La Banque africaine de développement (BAD) souligne d’ailleurs que le financement du développement constitue l’un des grands défis du continent dans un environnement économique mondial de plus en plus contraint.

Ce diagnostic est également partagé par l’Union économique et monétaire ouest-africaine (UEMOA). Pour Abass Habasso Traoré, directeur des finances publiques et de la fiscalité intérieure de l’institution, la transparence doit désormais intégrer davantage la publication des contrats publics et une meilleure gestion de la dette.

« Publier les contrats de concession, leurs bénéficiaires et leurs conditions est un gage de transparence et de crédibilité de l’action gouvernementale ».

a-t-il déclaré.

Selon lui, le Code de transparence adopté par l’UEMOA en 2009 montre aujourd’hui certaines limites.

« L’actualité dans nos pays sur la dette a montré qu’il y a des choses qu’il faut faire ».

a-t-il ajouté, évoquant la nécessité de renforcer le dispositif régional.

La BAD voit également dans cette initiative un outil pour rapprocher les finances publiques des citoyens. Pour Zéneb Touré, responsable de la Division de la société civile et de l’engagement communautaire, « le lancement du bureau régional de l’International Budget Partnership pour l’Afrique francophone constitue une avancée importante ».

Selon elle, l’enjeu est de faire des finances publiques un levier de développement, d’équité et de confiance entre les institutions et les populations.

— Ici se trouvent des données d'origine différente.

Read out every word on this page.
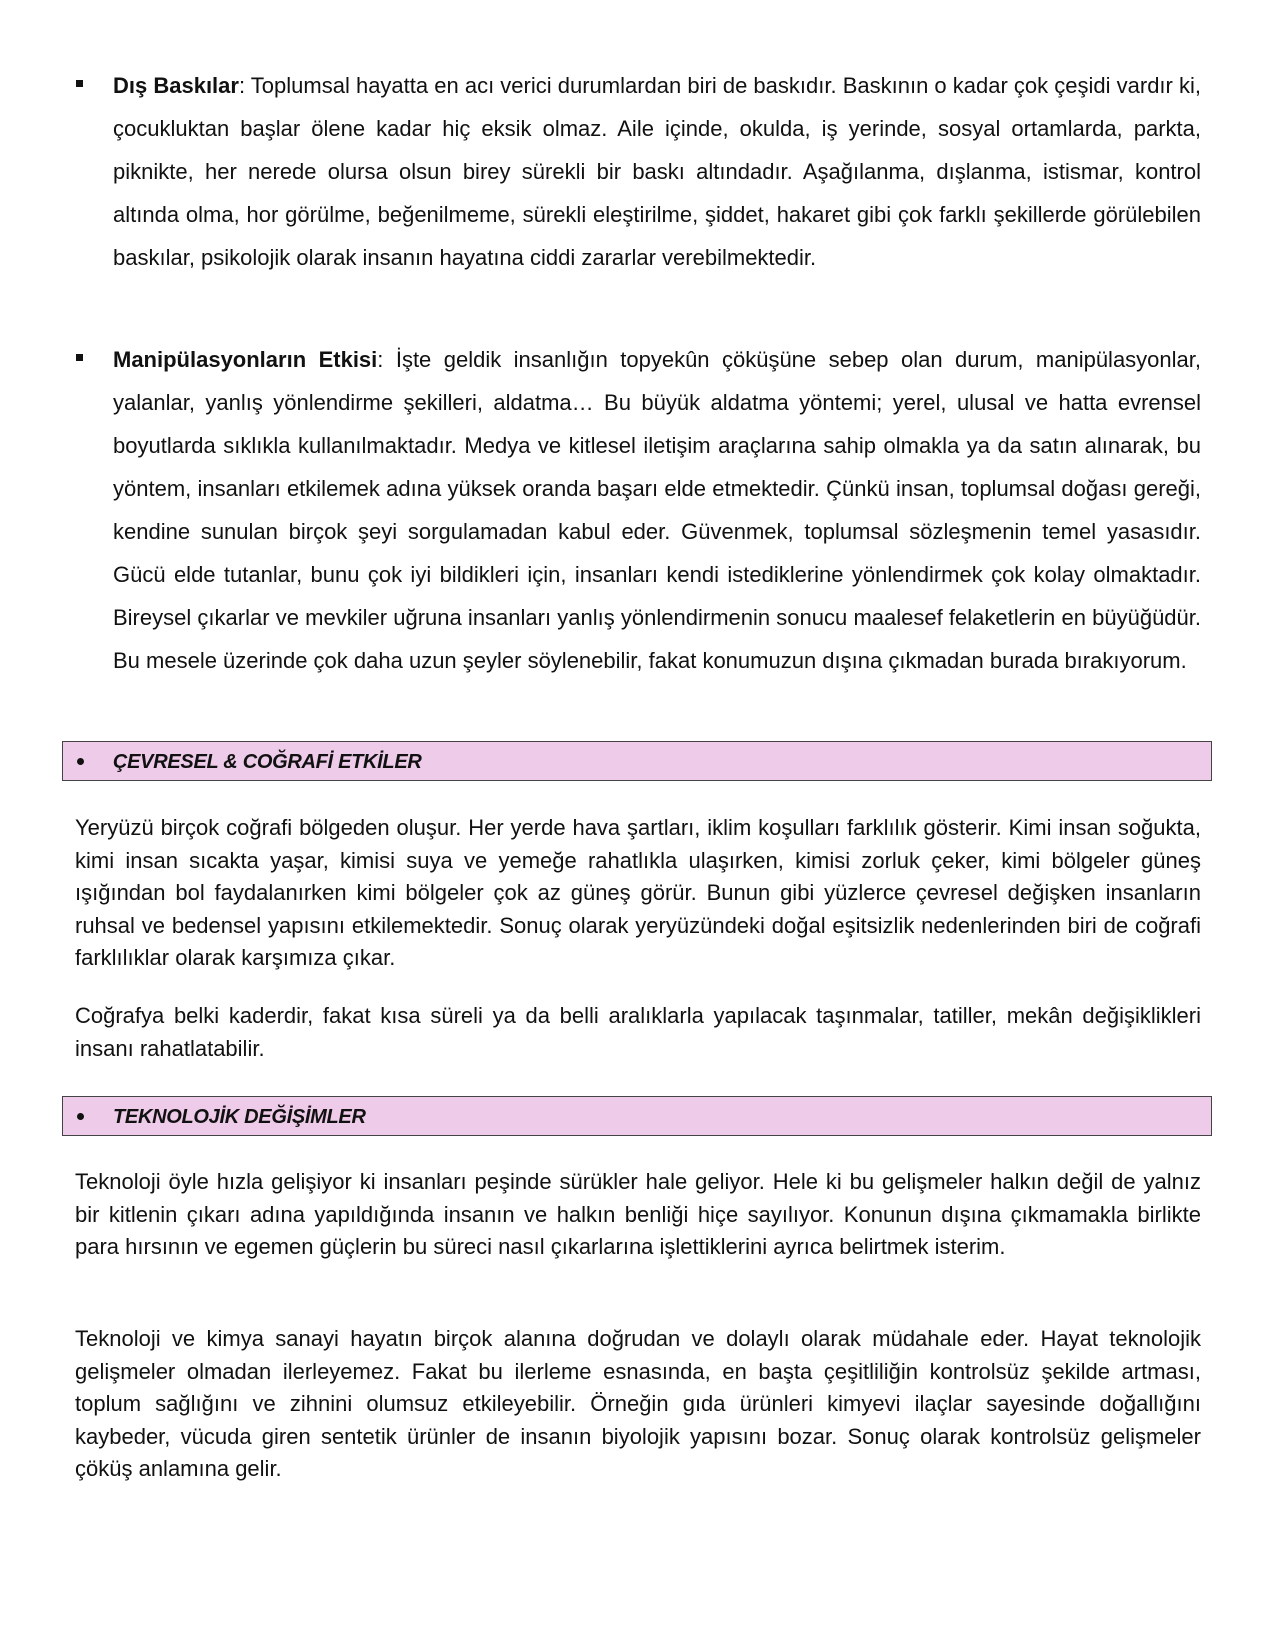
Dış Baskılar: Toplumsal hayatta en acı verici durumlardan biri de baskıdır. Baskının o kadar çok çeşidi vardır ki, çocukluktan başlar ölene kadar hiç eksik olmaz. Aile içinde, okulda, iş yerinde, sosyal ortamlarda, parkta, piknikte, her nerede olursa olsun birey sürekli bir baskı altındadır. Aşağılanma, dışlanma, istismar, kontrol altında olma, hor görülme, beğenilmeme, sürekli eleştirilme, şiddet, hakaret gibi çok farklı şekillerde görülebilen baskılar, psikolojik olarak insanın hayatına ciddi zararlar verebilmektedir.
Manipülasyonların Etkisi: İşte geldik insanlığın topyekûn çöküşüne sebep olan durum, manipülasyonlar, yalanlar, yanlış yönlendirme şekilleri, aldatma… Bu büyük aldatma yöntemi; yerel, ulusal ve hatta evrensel boyutlarda sıklıkla kullanılmaktadır. Medya ve kitlesel iletişim araçlarına sahip olmakla ya da satın alınarak, bu yöntem, insanları etkilemek adına yüksek oranda başarı elde etmektedir. Çünkü insan, toplumsal doğası gereği, kendine sunulan birçok şeyi sorgulamadan kabul eder. Güvenmek, toplumsal sözleşmenin temel yasasıdır. Gücü elde tutanlar, bunu çok iyi bildikleri için, insanları kendi istediklerine yönlendirmek çok kolay olmaktadır. Bireysel çıkarlar ve mevkiler uğruna insanları yanlış yönlendirmenin sonucu maalesef felaketlerin en büyüğüdür. Bu mesele üzerinde çok daha uzun şeyler söylenebilir, fakat konumuzun dışına çıkmadan burada bırakıyorum.
ÇEVRESEL & COĞRAFİ ETKİLER
Yeryüzü birçok coğrafi bölgeden oluşur. Her yerde hava şartları, iklim koşulları farklılık gösterir. Kimi insan soğukta, kimi insan sıcakta yaşar, kimisi suya ve yemeğe rahatlıkla ulaşırken, kimisi zorluk çeker, kimi bölgeler güneş ışığından bol faydalanırken kimi bölgeler çok az güneş görür. Bunun gibi yüzlerce çevresel değişken insanların ruhsal ve bedensel yapısını etkilemektedir. Sonuç olarak yeryüzündeki doğal eşitsizlik nedenlerinden biri de coğrafi farklılıklar olarak karşımıza çıkar.
Coğrafya belki kaderdir, fakat kısa süreli ya da belli aralıklarla yapılacak taşınmalar, tatiller, mekân değişiklikleri insanı rahatlatabilir.
TEKNOLOJİK DEĞİŞİMLER
Teknoloji öyle hızla gelişiyor ki insanları peşinde sürükler hale geliyor. Hele ki bu gelişmeler halkın değil de yalnız bir kitlenin çıkarı adına yapıldığında insanın ve halkın benliği hiçe sayılıyor. Konunun dışına çıkmamakla birlikte para hırsının ve egemen güçlerin bu süreci nasıl çıkarlarına işlettiklerini ayrıca belirtmek isterim.
Teknoloji ve kimya sanayi hayatın birçok alanına doğrudan ve dolaylı olarak müdahale eder. Hayat teknolojik gelişmeler olmadan ilerleyemez. Fakat bu ilerleme esnasında, en başta çeşitliliğin kontrolsüz şekilde artması, toplum sağlığını ve zihnini olumsuz etkileyebilir. Örneğin gıda ürünleri kimyevi ilaçlar sayesinde doğallığını kaybeder, vücuda giren sentetik ürünler de insanın biyolojik yapısını bozar. Sonuç olarak kontrolsüz gelişmeler çöküş anlamına gelir.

Des progrès, mais des défis persistants
Les avancées restent toutefois contrastées. Les résultats de l’Open Budget Survey montrent que plusieurs pays francophones ont amélioré leurs performances en matière de transparence budgétaire. Le Bénin figure parmi les pays les mieux classés du continent, tandis que la Côte d’Ivoire, le Cameroun ou encore Madagascar enregistrent également des progrès.

Des défis persistent néanmoins, notamment sur la participation citoyenne, l’accès à l’information budgétaire et le contrôle indépendant des finances publiques.
Prenant la parole par visioconférence, Rodrigue Chaou, ministre délégué chargé du Budget et de la Fonction publique du Bénin, a insisté sur la nécessité d’inscrire les réformes dans la durée. « La transparence budgétaire est un chantier permanent qui exige de la méthode et surtout de la continuité. Continuité des équipes, des réformes et du portage politique », a-t-il déclaré.
Avant même l’ouverture officielle du bureau régional, IBP avait intensifié ses activités au Sénégal. En mars 2026, l’organisation a réuni parlementaires, autorités publiques et organisations de la société civile autour d’un dialogue consacré à la couverture sanitaire universelle.

En avril, elle a accompagné le ministère de l’Éducation nationale dans l’évaluation du Modèle harmonisé de l’enseignement bilingue (MOHEBS), avant d’engager des échanges avec la Direction régionale de la santé de Dakar sur les défis de gouvernance du secteur sanitaire.

Le même mois, IBP a organisé à Saint-Louis un forum communautaire consacré aux impacts sanitaires de l’exploitation gazière, réunissant riverains, professionnels de santé et acteurs de la société civile. L’organisation a ensuite participé, en mai, à la Revue annuelle conjointe du secteur de la santé, puis en juin à un dialogue de haut niveau sur le financement de la nutrition.